As Igrejas Ortodoxas celebram a festa de S. João Crisóstomo no dia 26 de Novembro (dia 13 do mesmo mês, no calendário juliano). Nascido em Antioquia (viveu entre 347-407), esteve sujeito aos vexames dos partidários de Arius e, em rotura com a Igreja Egípcia, assimilou contradições culturais, conservando independência de espírito. Exprimiu-se através de fórmulas doutrinais inatacáveis que o levaram ao Patriarcado de Constantinopla. Indesejado pelo poder civil e religioso, devido às suas denúncias dos vícios no poder civil e eclesiástico, em defesa dos pobres, partiu para o exílio, ali morrendo. Deixou a fórmula da liturgia que ainda hoje é usada e partilhada pelos ortodoxos de todo o mundo.
S. João Crisóstomo foi um defensor da Santíssima Trindade contra os seguidores de Arius e outros grupos que, naquela época, negavam a consubstancialidade hipostática da Trindade, posição que tornou relevante no texto e simbologia da sua Divina Liturgia.
Ficou para a posteridade como o incansável mensageiro da Boa Nova e eloquente proclamador da Santíssima Trindade.

“João Crisóstomo foi um defensor da Santíssima Trindade contra os seguidores de Arius e outros grupos que, naquela época, negavam a consubstancialidade hipostática da Trindade.” Ilustração: Ícone de S. João Crisóstomo.
Existem diferenças conceptuais entre o catolicismo romano e a ortodoxia sobre a Trindade. A ortodoxia manteve-se no conhecido dogma do Filioque: o Espírito Santo apenas provém do Pai e com o Filho recebe a mesma adoração e glória. Na Igreja Romana emerge do Pai e do Filho (concílios de Toledo, 675, e Latrão, 1215).

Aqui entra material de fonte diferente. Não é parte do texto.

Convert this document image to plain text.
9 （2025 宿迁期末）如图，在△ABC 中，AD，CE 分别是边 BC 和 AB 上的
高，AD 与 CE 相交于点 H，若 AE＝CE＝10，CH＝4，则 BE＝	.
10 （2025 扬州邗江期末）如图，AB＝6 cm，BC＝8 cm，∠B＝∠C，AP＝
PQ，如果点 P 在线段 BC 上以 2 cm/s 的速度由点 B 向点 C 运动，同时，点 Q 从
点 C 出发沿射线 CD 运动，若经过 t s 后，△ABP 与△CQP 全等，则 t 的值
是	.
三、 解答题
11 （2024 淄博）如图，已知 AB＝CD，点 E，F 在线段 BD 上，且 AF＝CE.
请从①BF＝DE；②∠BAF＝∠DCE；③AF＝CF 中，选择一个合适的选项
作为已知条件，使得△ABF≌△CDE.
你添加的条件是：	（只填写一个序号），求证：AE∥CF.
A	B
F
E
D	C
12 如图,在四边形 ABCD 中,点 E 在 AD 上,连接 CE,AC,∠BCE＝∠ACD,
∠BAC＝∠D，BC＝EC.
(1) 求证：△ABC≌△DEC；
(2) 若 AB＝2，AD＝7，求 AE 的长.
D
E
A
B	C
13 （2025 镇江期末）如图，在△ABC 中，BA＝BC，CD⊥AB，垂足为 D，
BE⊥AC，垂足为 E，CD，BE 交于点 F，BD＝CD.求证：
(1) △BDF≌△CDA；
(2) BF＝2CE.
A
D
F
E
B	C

O Segundo Concílio Ecuménico (Constantinopla, 381) proclama que o Pai é a fonte única da Divindade: o Filho é gerado pelo Pai antes de todos os tempos; o Espírito Santo procede do Pai antes de todas as idades. Este dogma indica o valor absoluto e irredutível da multiplicidade (três Pessoas divinas) e da unidade (uma única Natureza Divina).

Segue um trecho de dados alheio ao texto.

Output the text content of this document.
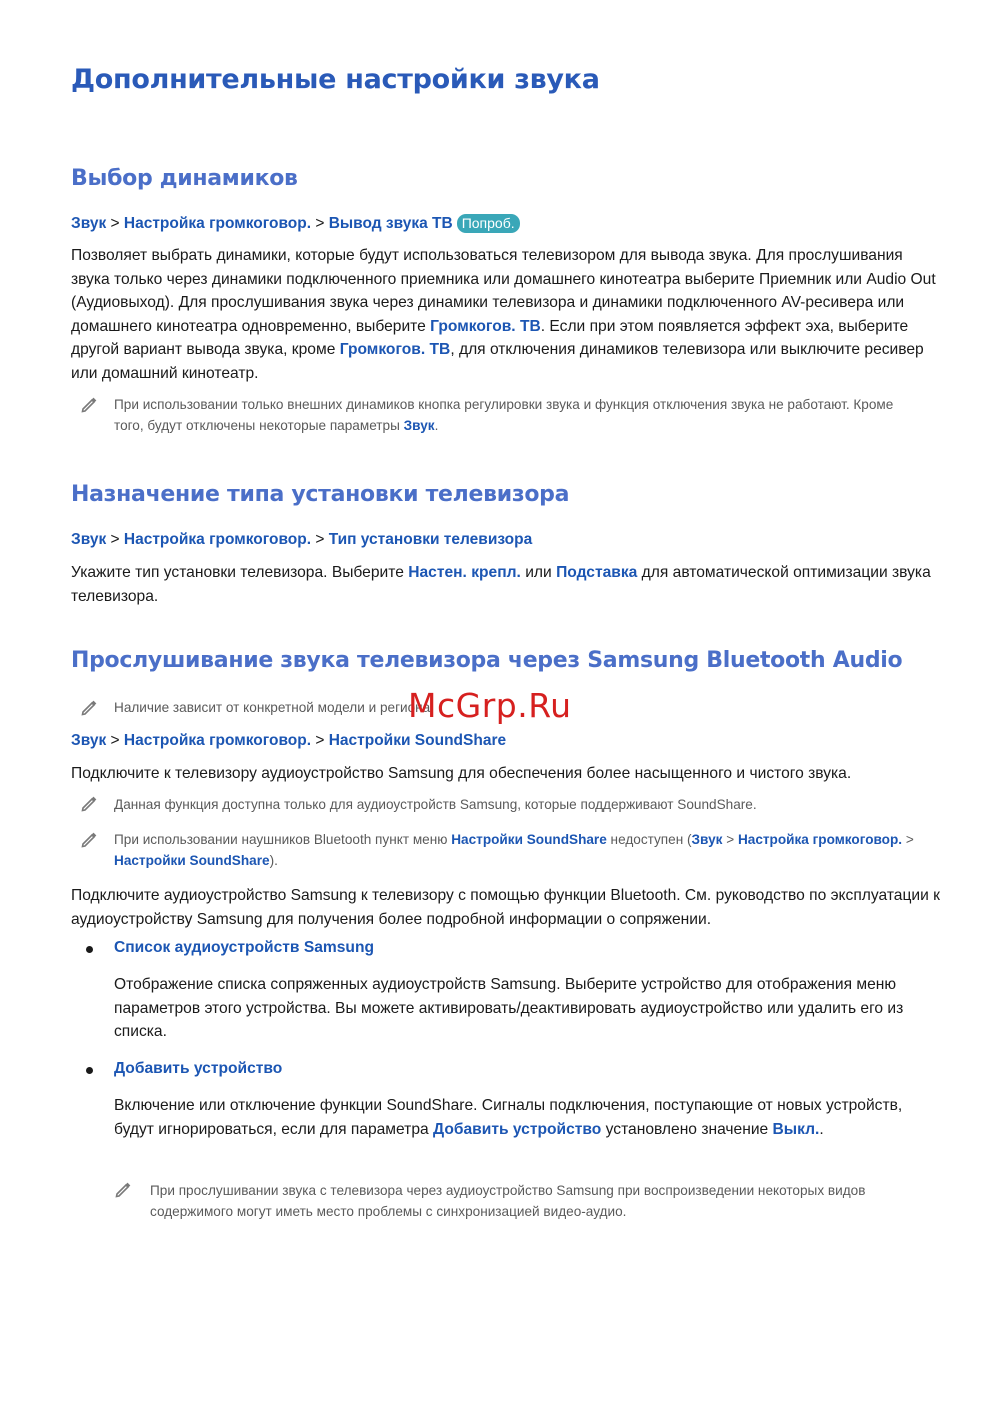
Дополнительные настройки звука
Выбор динамиков

Звук > Настройка громкоговор. > Вывод звука ТВ Попроб.

Позволяет выбрать динамики, которые будут использоваться телевизором для вывода звука. Для прослушивания звука только через динамики подключенного приемника или домашнего кинотеатра выберите Приемник или Audio Out (Аудиовыход). Для прослушивания звука через динамики телевизора и динамики подключенного AV-ресивера или домашнего кинотеатра одновременно, выберите Громкогов. ТВ. Если при этом появляется эффект эха, выберите другой вариант вывода звука, кроме Громкогов. ТВ, для отключения динамиков телевизора или выключите ресивер или домашний кинотеатр.

При использовании только внешних динамиков кнопка регулировки звука и функция отключения звука не работают. Кроме того, будут отключены некоторые параметры Звук.

Назначение типа установки телевизора

Звук > Настройка громкоговор. > Тип установки телевизора

Укажите тип установки телевизора. Выберите Настен. крепл. или Подставка для автоматической оптимизации звука телевизора.

Прослушивание звука телевизора через Samsung Bluetooth Audio

Наличие зависит от конкретной модели и региона.

Звук > Настройка громкоговор. > Настройки SoundShare

Подключите к телевизору аудиоустройство Samsung для обеспечения более насыщенного и чистого звука.

Данная функция доступна только для аудиоустройств Samsung, которые поддерживают SoundShare.

При использовании наушников Bluetooth пункт меню Настройки SoundShare недоступен (Звук > Настройка громкоговор. > Настройки SoundShare).

Подключите аудиоустройство Samsung к телевизору с помощью функции Bluetooth. См. руководство по эксплуатации к аудиоустройству Samsung для получения более подробной информации о сопряжении.

Список аудиоустройств Samsung

Отображение списка сопряженных аудиоустройств Samsung. Выберите устройство для отображения меню параметров этого устройства. Вы можете активировать/деактивировать аудиоустройство или удалить его из списка.

Добавить устройство

Включение или отключение функции SoundShare. Сигналы подключения, поступающие от новых устройств, будут игнорироваться, если для параметра Добавить устройство установлено значение Выкл..

При прослушивании звука с телевизора через аудиоустройство Samsung при воспроизведении некоторых видов содержимого могут иметь место проблемы с синхронизацией видео-аудио.

McGrp.Ru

O Símbolo da fé ortodoxa é o Credo (Niceia, 325, e Constantinopla, 381), que faz parte integrante da liturgia ortodoxa, que se projecta, com a sua proclamação em voz alta por todos e uma atitude física afirmativa da assembleia, seguindo o modelo de Kerigma de Jesus na sinagoga (Lucas 4, 21).
A liturgia ortodoxa é um complexo de texto, cantos, gestos, atitudes, iconografia do lugar e objectos.
Nas igrejas e capelas ortodoxas a Santíssima Trindade é ensinada pelo ícone que se encontra na parte superior da iconóstase, logo abaixo da cruz cimeira, numa linha única ou no centro da primeira linha dos profetas, quando não é possível o destaque.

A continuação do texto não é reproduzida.